Perception Flashcards
What is sensation
This describes the processing of the raw senses (i.e. raw data gathereed from outside world, which is sent to brain for further processing. Describes a physiological process)
It describes how our senses transform physical properties of the environment and body into electrical signals relayed to the brain (through transduction)
What is perception
This describes the actual interpretation of the sensory input we are receiving, into meaningful experiences (more of a psychological process)
What is the difference between sensation and perception
Basically sensation is a physiological response which is just the pure sense i.e. the feeling of touch but nothing else. The perception is the process of organising and selecting and interpreting these signals
Give an example to demonstrate the difference between the two
I.e. a camera can sense, but it can’t perceive (gets the sensation of visual fields, but it doesn’t have perception to interpret it)

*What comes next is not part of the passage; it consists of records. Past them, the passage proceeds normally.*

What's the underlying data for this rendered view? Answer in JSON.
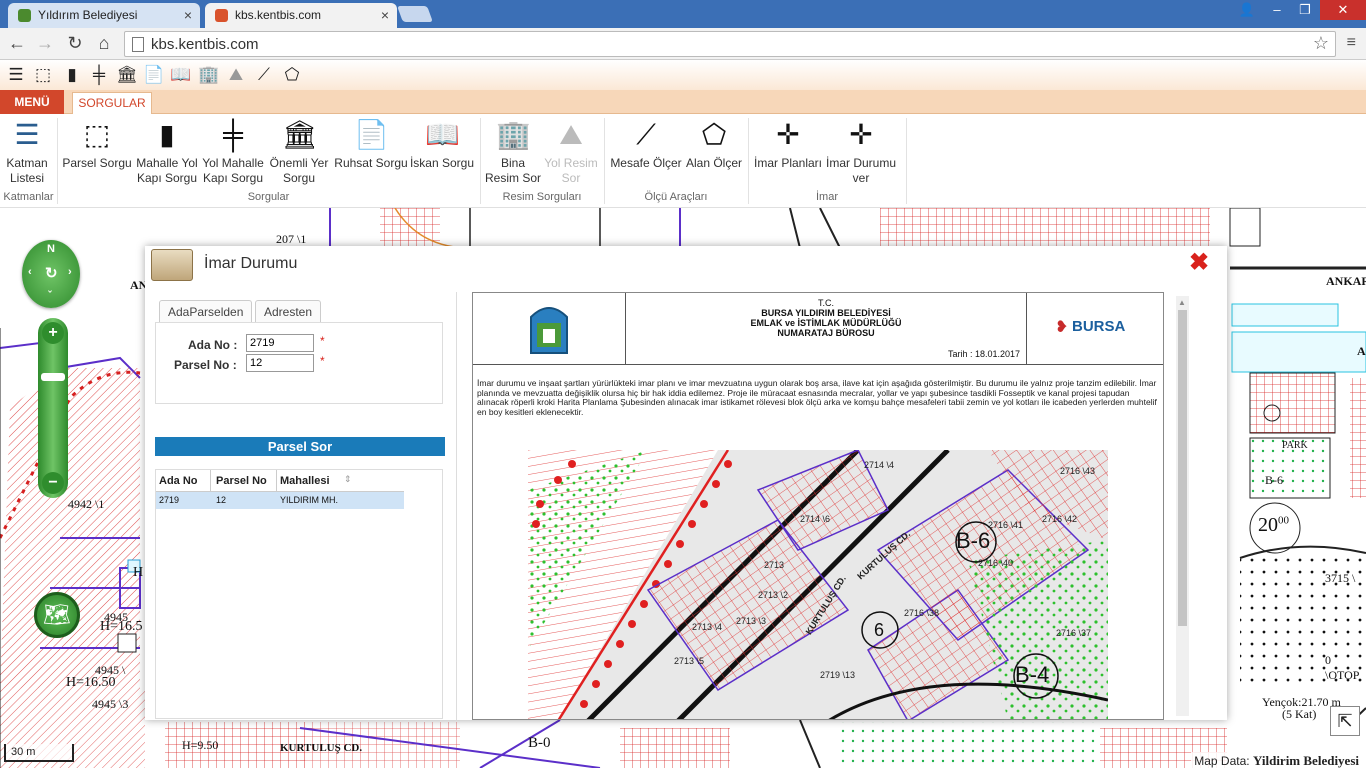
{
  "browser": {
    "tabs": [
      {
        "title": "Yıldırım Belediyesi",
        "active": false
      },
      {
        "title": "kbs.kentbis.com",
        "active": true
      }
    ],
    "url": "kbs.kentbis.com"
  },
  "ribbon_tabs": {
    "menu": "MENÜ",
    "sorgular": "SORGULAR"
  },
  "ribbon": {
    "katman": "Katman Listesi",
    "parsel": "Parsel Sorgu",
    "mahalle_yol": "Mahalle Yol Kapı Sorgu",
    "yol_mahalle": "Yol Mahalle Kapı Sorgu",
    "onemli_yer": "Önemli Yer Sorgu",
    "ruhsat": "Ruhsat Sorgu",
    "iskan": "İskan Sorgu",
    "bina_resim": "Bina Resim Sor",
    "yol_resim": "Yol Resim Sor",
    "mesafe": "Mesafe Ölçer",
    "alan": "Alan Ölçer",
    "imar_planlari": "İmar Planları",
    "imar_durumu": "İmar Durumu ver",
    "groups": {
      "katmanlar": "Katmanlar",
      "sorgular": "Sorgular",
      "resim": "Resim Sorguları",
      "olcu": "Ölçü Araçları",
      "imar": "İmar"
    }
  },
  "map": {
    "labels": {
      "ank": "AN",
      "ankar": "ANKAR",
      "a": "A",
      "p4942": "4942 \\1",
      "p4945": "4945 \\",
      "p4945b": "4945 \\3",
      "p4945c": "4945",
      "h1": "H=16.5",
      "h2": "H=16.50",
      "h3": "H=9.50",
      "hshort": "H",
      "kurtulus": "KURTULUŞ CD.",
      "b0": "B-0",
      "p207": "207 \\1",
      "twenty": "20",
      "superscript": "00",
      "p3715": "3715 \\",
      "otop": "0 \\OTOP",
      "yencok": "Yençok:21.70 m",
      "kat": "(5 Kat)",
      "park": "PARK",
      "b6": "B-6"
    },
    "scale": "30 m",
    "attribution_prefix": "Map Data:",
    "attribution_name": "Yildirim Belediyesi"
  },
  "dialog": {
    "title": "İmar Durumu",
    "tabs": [
      "AdaParselden",
      "Adresten"
    ],
    "ada_label": "Ada No :",
    "ada_value": "2719",
    "parsel_label": "Parsel No :",
    "parsel_value": "12",
    "required": "*",
    "button": "Parsel Sor",
    "grid": {
      "headers": [
        "Ada No",
        "Parsel No",
        "Mahallesi"
      ],
      "rows": [
        {
          "ada": "2719",
          "parsel": "12",
          "mahalle": "YILDIRIM MH."
        }
      ]
    }
  },
  "document": {
    "tc": "T.C.",
    "line1": "BURSA YILDIRIM BELEDİYESİ",
    "line2": "EMLAK ve İSTİMLAK MÜDÜRLÜĞÜ",
    "line3": "NUMARATAJ BÜROSU",
    "date": "Tarih : 18.01.2017",
    "bursa_logo": "BURSA",
    "text": "İmar durumu ve inşaat şartları yürürlükteki imar planı ve imar mevzuatına uygun olarak boş arsa, ilave kat için aşağıda gösterilmiştir. Bu durumu ile yalnız proje tanzim edilebilir. İmar planında ve mevzuatta değişiklik olursa hiç bir hak iddia edilemez. Proje ile müracaat esnasında mecralar, yollar ve yapı şubesince tasdikli Fosseptik ve kanal projesi tapudan alınacak röperli kroki Harita Planlama Şubesinden alınacak imar istikamet rölevesi blok ölçü arka ve komşu bahçe mesafeleri tabii zemin ve yol kotları ile icabeden yerlerden muhtelif en boy kesitleri eklenecektir.",
    "map_labels": {
      "b6": "B-6",
      "b4": "B-4",
      "six": "6",
      "kurtulus1": "KURTULUŞ CD.",
      "kurtulus2": "KURTULUŞ CD.",
      "p1": "2713",
      "p2": "2713 \\2",
      "p3": "2713 \\3",
      "p4": "2713 \\4",
      "p5": "2713 \\5",
      "p6": "2714 \\6",
      "p7": "2716 \\38",
      "p8": "2716 \\37",
      "p9": "2716 \\40",
      "p10": "2716 \\41",
      "p11": "2716 \\42",
      "p12": "2716 \\43",
      "p13": "2719 \\13",
      "p14": "2714 \\4"
    }
  },
  "colors": {
    "accent_red": "#d2472b",
    "ribbon_bg": "#f7d7b9",
    "button_blue": "#1a7bb9",
    "map_green": "#2e8a2c",
    "close_red": "#d9221c"
  }
}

What are the 6 senses of perception
Vision
Hearing
Taste
Smell
Vestibular
Somatosensation
What process is common to all of the different senses
Process of transduction which is the transformation of the sense into electrical signals for the brain to understand/perceive/interpret it
What is transduction
This is the process of allowing a sense to perceive, and give us a sense of perception. It is ultimately the process of transforming senses into electrical signals for brain to understand it
What is the problem of qualia
It is the idea that if all our senses are a result of our neurons firing (electrical impulses), how does our brain differentiate which set of neurons firing result in sound or what neurons result in vision if they are all the same thing ultimately
In other words:
How does the brain know what is causing the stimulation it receives? How do some neurons allow for sight or sound if they are all the same?
In other words:
Why do we experience one set of electrical impulses as sight, and others as sounds, flavours, smells touch pain or sense etc.
What is synesthesia
This is the perceptual phenomenon where some people who receives stimulation of one sensory or cognitive pathway involuntarily triggers an additional sensory experience from a different pathway
I.e. someone who might hear colours - associate certain musical notes to different colours
What are common forms of synesthesia
Grapheme-colour synesthesia
Chromesthesia
What is grapheme-colour synesthesia
This is where certain letters/numbers are associated with a certain colour
What is chromesthesia
This is where sounds such as musical notes or spoken words evoke a perception of colour
How does synesthesia affect our understanding/ideas about qualia
It impacts us by suggesting that maybe our senses are even closer than expected, and highlights its variability. Also demonstrates how subjective experiences can differ from person to person
What problems do illusions create for our understanding of the perception of the world
Ultimately the main problem is that we rely on our senses to perceive the world, but if illusions can show that our senses can be tricked, how can we rely on our senses for an accurate presentation of the world?
Illusions such as cafe wall illusion, visual thing moving illusion, checker shadow illusion, thatcher iillusion, troxler fading illusion all trick our senses into thinking different thigns
What is the importance of illusions
Demonstrate the active processes the brain deploys to interpret images
They provide insight into contexts where the visual system goes beyond the information in the input
Reveals the general rules the visual system uses to make inferences about the physical world
What is segmentation and grouping
Occurs as our brain can select key features to recover complex info about objects –> our brain does its best to make sense of sensory info it receives by grouping similar sensory info?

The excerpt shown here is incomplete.